Two Illinois State University math professors recently authenticated that two math-notebook pages belonged to Abraham Lincoln. The pages were found in the archives of Harvard's Houghton Library and were part of a math workbook, called a ciphering book, that Lincoln worked on in his youth. The ciphering book is the oldest known Lincoln manuscript.
Nerida Ellerton and Ken Clements, the professors who made the discovery, believe these pages indicate that Lincoln had more formal education than scholars previously believed. Lincoln was thought to have completed only three to nine months of school, but the professors think he went to school for up to two years.
"He made very few errors, and he always knew what he was trying to do," Clements added. "We've studied thousands of these cyphering books. You don't always get the feeling that 'this guy knew what he was doing.'"
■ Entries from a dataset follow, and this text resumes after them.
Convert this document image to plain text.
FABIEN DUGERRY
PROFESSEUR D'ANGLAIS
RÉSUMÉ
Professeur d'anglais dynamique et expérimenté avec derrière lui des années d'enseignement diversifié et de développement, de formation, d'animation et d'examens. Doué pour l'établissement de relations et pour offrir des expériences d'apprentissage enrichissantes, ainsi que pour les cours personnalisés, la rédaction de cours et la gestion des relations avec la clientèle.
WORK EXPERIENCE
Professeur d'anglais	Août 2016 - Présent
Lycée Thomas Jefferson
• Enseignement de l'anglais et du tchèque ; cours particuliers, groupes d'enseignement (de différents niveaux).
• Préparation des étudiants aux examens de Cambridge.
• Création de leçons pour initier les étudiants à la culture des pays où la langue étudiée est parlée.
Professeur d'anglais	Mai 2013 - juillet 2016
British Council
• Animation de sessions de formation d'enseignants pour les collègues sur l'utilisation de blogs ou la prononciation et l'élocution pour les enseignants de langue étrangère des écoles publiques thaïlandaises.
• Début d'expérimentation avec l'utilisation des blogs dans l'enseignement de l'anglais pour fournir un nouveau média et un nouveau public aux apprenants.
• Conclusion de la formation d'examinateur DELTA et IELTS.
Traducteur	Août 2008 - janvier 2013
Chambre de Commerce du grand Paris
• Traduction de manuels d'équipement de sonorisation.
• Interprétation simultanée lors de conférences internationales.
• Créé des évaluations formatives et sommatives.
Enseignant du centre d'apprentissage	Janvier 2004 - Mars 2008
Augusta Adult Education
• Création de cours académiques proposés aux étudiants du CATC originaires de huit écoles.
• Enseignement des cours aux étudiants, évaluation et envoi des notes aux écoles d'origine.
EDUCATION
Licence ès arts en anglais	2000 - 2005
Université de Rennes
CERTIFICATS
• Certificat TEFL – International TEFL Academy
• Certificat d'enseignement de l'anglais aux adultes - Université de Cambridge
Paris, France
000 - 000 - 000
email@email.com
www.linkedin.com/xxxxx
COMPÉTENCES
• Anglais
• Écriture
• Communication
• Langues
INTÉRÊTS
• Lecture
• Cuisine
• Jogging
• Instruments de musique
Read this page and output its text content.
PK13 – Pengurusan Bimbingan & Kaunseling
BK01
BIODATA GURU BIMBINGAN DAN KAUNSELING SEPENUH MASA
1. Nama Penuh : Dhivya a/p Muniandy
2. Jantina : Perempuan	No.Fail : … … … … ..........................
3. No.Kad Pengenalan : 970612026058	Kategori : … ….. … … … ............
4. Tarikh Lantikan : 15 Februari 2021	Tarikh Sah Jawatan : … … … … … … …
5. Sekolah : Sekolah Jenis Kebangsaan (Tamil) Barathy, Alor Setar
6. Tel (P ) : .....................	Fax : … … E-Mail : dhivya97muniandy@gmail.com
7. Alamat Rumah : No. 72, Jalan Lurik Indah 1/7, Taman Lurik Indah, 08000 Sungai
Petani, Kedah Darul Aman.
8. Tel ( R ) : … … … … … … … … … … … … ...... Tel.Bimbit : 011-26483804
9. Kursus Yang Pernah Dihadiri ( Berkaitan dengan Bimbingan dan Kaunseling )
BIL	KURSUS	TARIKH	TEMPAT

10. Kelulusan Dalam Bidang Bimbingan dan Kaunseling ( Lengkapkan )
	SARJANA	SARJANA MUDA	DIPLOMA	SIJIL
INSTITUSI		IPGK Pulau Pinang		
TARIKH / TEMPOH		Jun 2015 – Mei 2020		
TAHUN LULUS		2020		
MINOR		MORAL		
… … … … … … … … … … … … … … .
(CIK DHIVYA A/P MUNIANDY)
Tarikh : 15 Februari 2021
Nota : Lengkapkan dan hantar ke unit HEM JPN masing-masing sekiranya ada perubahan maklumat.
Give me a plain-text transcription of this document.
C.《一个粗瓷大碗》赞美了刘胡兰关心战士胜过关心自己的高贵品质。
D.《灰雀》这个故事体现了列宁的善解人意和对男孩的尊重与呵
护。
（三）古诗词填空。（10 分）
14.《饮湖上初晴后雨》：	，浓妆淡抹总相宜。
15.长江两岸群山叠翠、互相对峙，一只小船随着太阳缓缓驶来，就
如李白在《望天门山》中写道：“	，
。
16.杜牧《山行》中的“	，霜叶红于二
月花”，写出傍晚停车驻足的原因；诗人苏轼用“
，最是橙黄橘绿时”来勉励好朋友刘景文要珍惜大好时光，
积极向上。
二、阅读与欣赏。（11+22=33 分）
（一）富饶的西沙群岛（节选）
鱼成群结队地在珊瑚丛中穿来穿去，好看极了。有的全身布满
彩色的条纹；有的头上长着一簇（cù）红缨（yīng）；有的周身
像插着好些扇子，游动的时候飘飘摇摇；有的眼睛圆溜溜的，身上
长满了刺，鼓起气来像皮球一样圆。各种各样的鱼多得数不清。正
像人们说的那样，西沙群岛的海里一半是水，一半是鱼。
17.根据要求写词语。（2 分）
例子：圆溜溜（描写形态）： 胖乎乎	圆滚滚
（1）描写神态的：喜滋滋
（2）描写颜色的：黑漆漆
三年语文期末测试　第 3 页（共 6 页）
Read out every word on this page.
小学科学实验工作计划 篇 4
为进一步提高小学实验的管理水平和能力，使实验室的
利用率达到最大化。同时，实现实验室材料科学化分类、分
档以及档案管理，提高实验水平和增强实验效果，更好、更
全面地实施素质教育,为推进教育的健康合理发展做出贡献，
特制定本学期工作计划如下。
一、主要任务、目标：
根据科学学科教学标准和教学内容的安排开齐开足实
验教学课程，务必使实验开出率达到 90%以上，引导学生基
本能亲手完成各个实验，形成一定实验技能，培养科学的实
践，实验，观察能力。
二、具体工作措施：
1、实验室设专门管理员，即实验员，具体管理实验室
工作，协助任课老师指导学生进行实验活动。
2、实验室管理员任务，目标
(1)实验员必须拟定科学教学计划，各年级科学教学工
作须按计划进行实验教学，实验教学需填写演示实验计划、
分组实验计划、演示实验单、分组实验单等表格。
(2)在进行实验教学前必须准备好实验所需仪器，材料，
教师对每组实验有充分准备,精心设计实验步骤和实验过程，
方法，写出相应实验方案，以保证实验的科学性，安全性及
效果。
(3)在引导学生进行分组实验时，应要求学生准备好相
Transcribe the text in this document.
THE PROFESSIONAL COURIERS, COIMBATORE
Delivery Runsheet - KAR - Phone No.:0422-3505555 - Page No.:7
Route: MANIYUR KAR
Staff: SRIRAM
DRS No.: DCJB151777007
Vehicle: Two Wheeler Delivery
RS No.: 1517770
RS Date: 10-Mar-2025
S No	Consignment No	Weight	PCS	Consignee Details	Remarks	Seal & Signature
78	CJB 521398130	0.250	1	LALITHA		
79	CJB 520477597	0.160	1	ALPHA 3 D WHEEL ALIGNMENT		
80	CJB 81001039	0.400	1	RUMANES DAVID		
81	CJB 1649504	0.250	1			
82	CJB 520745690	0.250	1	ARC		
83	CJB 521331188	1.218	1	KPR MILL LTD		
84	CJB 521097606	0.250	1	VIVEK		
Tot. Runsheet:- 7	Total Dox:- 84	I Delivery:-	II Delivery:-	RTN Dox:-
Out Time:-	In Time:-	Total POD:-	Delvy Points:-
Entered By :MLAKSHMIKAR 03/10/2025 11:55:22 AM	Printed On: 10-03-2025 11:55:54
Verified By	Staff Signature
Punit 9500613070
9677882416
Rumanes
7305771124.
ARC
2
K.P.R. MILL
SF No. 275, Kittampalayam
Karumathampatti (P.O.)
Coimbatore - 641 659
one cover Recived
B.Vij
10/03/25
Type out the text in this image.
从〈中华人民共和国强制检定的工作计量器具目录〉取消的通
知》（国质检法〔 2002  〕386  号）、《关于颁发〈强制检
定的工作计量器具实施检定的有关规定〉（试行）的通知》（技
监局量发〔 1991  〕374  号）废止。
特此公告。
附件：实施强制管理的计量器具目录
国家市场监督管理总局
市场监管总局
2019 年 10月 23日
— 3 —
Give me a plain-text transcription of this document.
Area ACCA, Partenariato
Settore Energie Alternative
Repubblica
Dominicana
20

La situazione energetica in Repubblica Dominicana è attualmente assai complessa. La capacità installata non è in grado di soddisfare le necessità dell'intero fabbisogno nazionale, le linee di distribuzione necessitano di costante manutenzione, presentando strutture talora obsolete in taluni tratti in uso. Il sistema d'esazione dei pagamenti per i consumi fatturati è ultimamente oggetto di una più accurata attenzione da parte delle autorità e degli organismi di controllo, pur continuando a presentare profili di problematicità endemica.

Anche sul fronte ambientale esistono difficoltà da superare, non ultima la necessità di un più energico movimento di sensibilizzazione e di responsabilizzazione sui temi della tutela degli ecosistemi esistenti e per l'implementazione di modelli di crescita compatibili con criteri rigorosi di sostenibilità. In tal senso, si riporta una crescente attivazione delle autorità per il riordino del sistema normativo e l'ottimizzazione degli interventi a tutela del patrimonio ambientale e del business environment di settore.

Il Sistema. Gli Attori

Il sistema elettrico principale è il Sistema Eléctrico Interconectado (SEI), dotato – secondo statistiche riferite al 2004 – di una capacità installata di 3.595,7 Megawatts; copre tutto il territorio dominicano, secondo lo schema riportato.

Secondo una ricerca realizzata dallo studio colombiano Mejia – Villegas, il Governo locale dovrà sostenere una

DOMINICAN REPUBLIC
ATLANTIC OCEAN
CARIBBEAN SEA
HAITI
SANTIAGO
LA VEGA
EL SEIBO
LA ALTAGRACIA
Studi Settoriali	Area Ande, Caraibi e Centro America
Historian Daniel Stowell, the Director of the Papers of Abraham Lincoln project at the Abraham Lincoln Presidential Library, agrees that Lincoln may have attended school for three to five winters. The dates on the pages and in the notebook suggest that Lincoln worked on these problems over the course of several years in the 1820s.
"They are arguing with some merit that a ciphering book would have been created in a school setting," Stowell said. "It does at least open the possibility that he may have had more formal schooling than originally thought. Not a whole lot more, but still more."
The professors came across the pages while conducting research for a book on math books from that era.